Enter Dell Scott (Kevin Hart) a younger, black ex-con who owes his estranged wife child support and cannot even take care of himself let alone a quadriplegic. As a condition of his parole and in order to qualify for unemployment benefits, Dell has to find a job – or go through the motions. Dell says all the wrong things and does not hide his impatience when all he wants is his form signed. He is bemused when he finds himself with a luxurious living suite in the penthouse, gourmet meals and a job that pays more in a week than he would make in a year on minimum wage.

Bryan Cranston and Kevin Hart in The Upside - Photo by David Lee - Credit IMDB

Bryan Cranston and Kevin Hart in The Upside

All this is, of course, as crowd pleasing as the story of a homeless guy who is given what turns out to be a winning lottery ticket when he was begging for change to buy drugs. There is a guilty pleasure in watching Dell’s reaction to this foreign way of life – until it becomes so formulaic that you forget it is based on a true story.

As in the original film, the film’s tension is the chalk and cheese relationship (complete with an excruciating scene in which a disgusted Dell has to change his employer’s catheter bag), and the story arc is how each man fulfils his respective potential by learning from one another. Here is where the stereotypes, inherent in the two men’s socio-economic starting point, gain momentum.

Whereas Philip is left to rot and wallow in self pity in his penthouse, Dell takes Philip for a spin in his Porsche (Philip has a garage full of expensive cars that he can no longer driver) and they end up fine dining on hot dogs from a greasy spoon, giving Philip a taste of real life. Observing how Philip spends thousands of dollars on a painting at a gallery, Dell – a budding Basquiat – paints a picture which Philip sells, presenting the astonished carer with a $50,000 cheque.

As in the original Dell does not continue painting and we here no more of his alleged talent leaving us to question the incident – is this taken from the real life story? – and what it is supposed to mean. Is it a parody on the art market (in which, as in the film business, ‘nobody knows anything’) or a chance for Philip to bring out the best in Dell and giving him the opportunities in life he never had?

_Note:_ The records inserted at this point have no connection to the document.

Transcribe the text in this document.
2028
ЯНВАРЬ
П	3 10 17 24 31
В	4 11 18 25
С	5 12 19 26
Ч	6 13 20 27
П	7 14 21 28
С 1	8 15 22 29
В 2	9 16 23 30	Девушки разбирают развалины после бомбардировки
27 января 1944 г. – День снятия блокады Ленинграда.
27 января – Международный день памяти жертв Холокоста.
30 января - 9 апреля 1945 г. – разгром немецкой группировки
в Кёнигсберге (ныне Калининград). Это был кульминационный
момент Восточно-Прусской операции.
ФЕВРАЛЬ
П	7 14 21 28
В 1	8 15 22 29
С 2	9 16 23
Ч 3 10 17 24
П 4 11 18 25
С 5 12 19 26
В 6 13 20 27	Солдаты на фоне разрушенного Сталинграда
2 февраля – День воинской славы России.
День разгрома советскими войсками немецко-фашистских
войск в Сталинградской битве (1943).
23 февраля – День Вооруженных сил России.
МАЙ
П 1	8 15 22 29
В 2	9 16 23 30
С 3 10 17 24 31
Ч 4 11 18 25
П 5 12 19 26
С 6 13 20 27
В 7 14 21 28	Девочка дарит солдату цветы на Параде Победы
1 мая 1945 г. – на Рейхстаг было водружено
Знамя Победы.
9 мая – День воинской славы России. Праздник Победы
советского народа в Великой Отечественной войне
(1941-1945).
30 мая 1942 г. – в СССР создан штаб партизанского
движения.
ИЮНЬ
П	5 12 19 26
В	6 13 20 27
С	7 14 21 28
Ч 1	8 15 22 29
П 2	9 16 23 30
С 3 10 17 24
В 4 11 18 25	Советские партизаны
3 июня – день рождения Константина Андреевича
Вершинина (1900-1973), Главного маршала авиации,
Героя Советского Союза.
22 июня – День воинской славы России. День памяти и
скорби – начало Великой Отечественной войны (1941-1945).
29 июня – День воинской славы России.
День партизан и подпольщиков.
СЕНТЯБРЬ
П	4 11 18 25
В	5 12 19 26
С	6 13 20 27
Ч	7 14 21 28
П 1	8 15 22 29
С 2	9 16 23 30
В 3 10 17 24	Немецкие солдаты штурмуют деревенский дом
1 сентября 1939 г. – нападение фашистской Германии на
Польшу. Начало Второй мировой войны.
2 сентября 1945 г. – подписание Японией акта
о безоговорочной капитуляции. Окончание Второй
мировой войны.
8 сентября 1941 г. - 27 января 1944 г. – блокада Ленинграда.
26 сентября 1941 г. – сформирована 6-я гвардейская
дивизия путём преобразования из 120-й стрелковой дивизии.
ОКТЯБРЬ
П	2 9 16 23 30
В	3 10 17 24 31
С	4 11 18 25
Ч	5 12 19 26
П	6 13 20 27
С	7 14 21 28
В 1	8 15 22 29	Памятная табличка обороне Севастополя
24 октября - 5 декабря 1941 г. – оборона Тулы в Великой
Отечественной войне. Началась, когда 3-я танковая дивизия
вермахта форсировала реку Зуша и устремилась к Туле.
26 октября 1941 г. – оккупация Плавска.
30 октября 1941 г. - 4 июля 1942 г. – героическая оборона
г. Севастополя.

In another example, again taken from the original, Philip takes Dell to the opera. He begins by annoying the audience and embarrassing Phillip and then ends up weeping to Nessum Dorma. Dell reciprocates by introducing Philip to Aretha Franklin’s version of Nessum Dorma. This kind of cross-cultural interchange continues until it feels contrived. Worse is yet to come when Dell gets a drab dinner party rocking with a spirited dance performance – because black people have rhythm and soul and are natural dancers.

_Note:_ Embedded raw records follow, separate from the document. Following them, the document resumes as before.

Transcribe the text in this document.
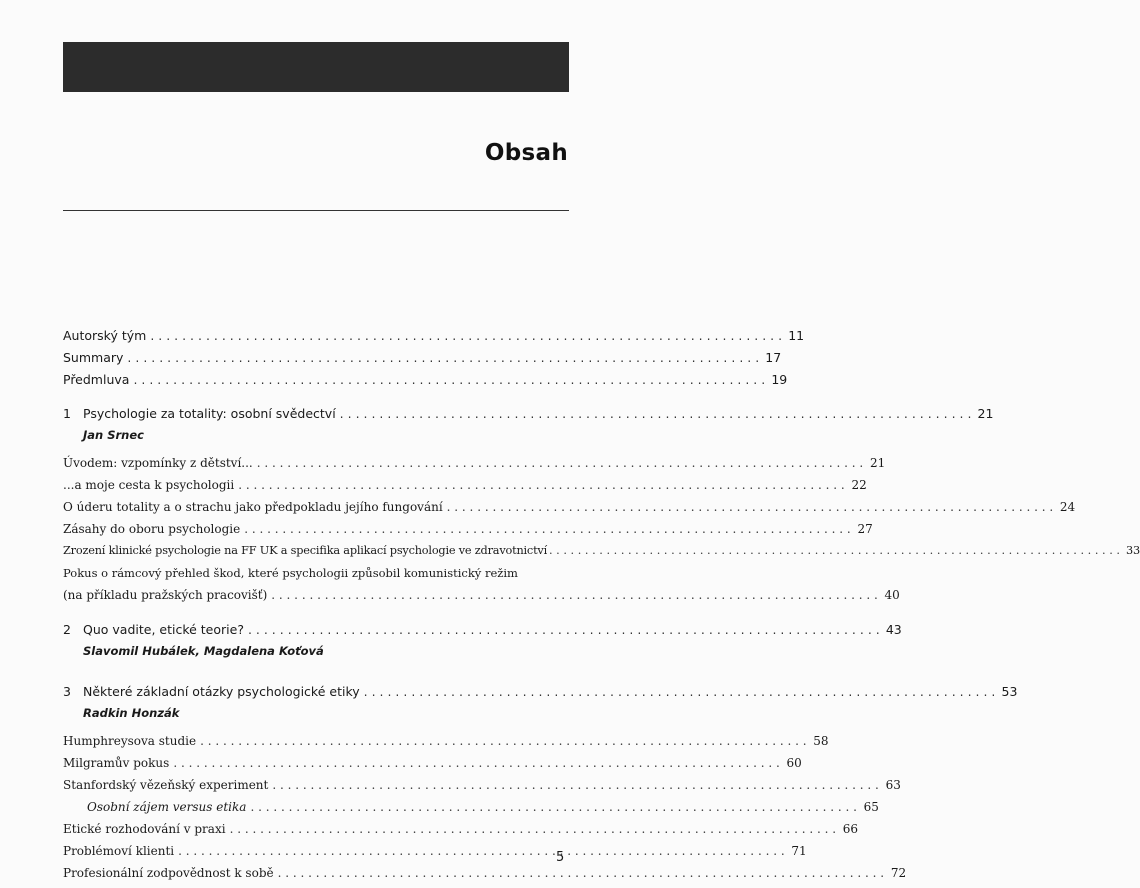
Obsah
Autorský tým . . .	11
Summary . . .	17
Předmluva . . .	19
1 Psychologie za totality: osobní svědectví . . .	21
Jan Srnec
Úvodem: vzpomínky z dětství... . . .	21
...a moje cesta k psychologii . . .	22
O úderu totality a o strachu jako předpokladu jejího fungování . . .	24
Zásahy do oboru psychologie . . .	27
Zrození klinické psychologie na FF UK a specifika aplikací psychologie ve zdravotnictví . . .	33
Pokus o rámcový přehled škod, které psychologii způsobil komunistický režim
(na příkladu pražských pracovišť) . . .	40
2 Quo vadite, etické teorie? . . .	43
Slavomil Hubálek, Magdalena Koťová
3 Některé základní otázky psychologické etiky . . .	53
Radkin Honzák
Humphreysova studie . . .	58
Milgramův pokus . . .	60
Stanfordský vězeňský experiment . . .	63
Osobní zájem versus etika . . .	65
Etické rozhodování v praxi . . .	66
Problémoví klienti . . .	71
Profesionální zodpovědnost k sobě . . .	72
5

Kevin Hart and Aja Naomi King in The Upside - Photo by David Lee - Credit IMDB

Kevin Hart and Aja Naomi King in The Upside

sub-plots and characters are added on in the American remake which feels dragged out at 125-minutes. While a nice love story is brewing under the surface between the long-suffering Yvonne and the emotionally stunted Philip, an interminable subplot is played out in which Philip, with Yvonne’s help, corresponds with a cultured, independent, but single woman named Lilly (Julianna Margulies) and the relationship is becoming serious. Naturally, Dell intervenes to move things along and engineers a lunch meeting. It is hard to know which is worse: the fact Lilly turns out to be a gold digger who has researched her blind date on the internet, but just can’t hack it with a man she has to feed, or Phillip’s sanctimonious reaction to his disappointment.

The addition of another woman, Dell’s ex-wife Latrice (Aja Naomi King) and their adorable son (Jahi Di’Allo Winston) adds little to the story and arguably detracts from any message about money buying not happiness. Latrice is so happy when the man who abandoned his family suddenly buys them a house that all is forgiven.

The addition of a third woman – Phillip’s late wife – is equally superfluous, only serving to add a heavy dose of bathos to a story that does not need it.

Another legitimate layer of objection has been raised by the disabled lobby in the on-going debate about able-bodied actors playing disabled characters. This is a tough one. The list is long (The Theory of Everything, Breathe, The Diving Bell and the Butterfly, My Left Foot, Skyscraper to list a few) because the reality of the business is simple: the film wouldn’t have been financed without someone of Cranston’s calibre and box office appeal and, to his credit, he is pretty convincing.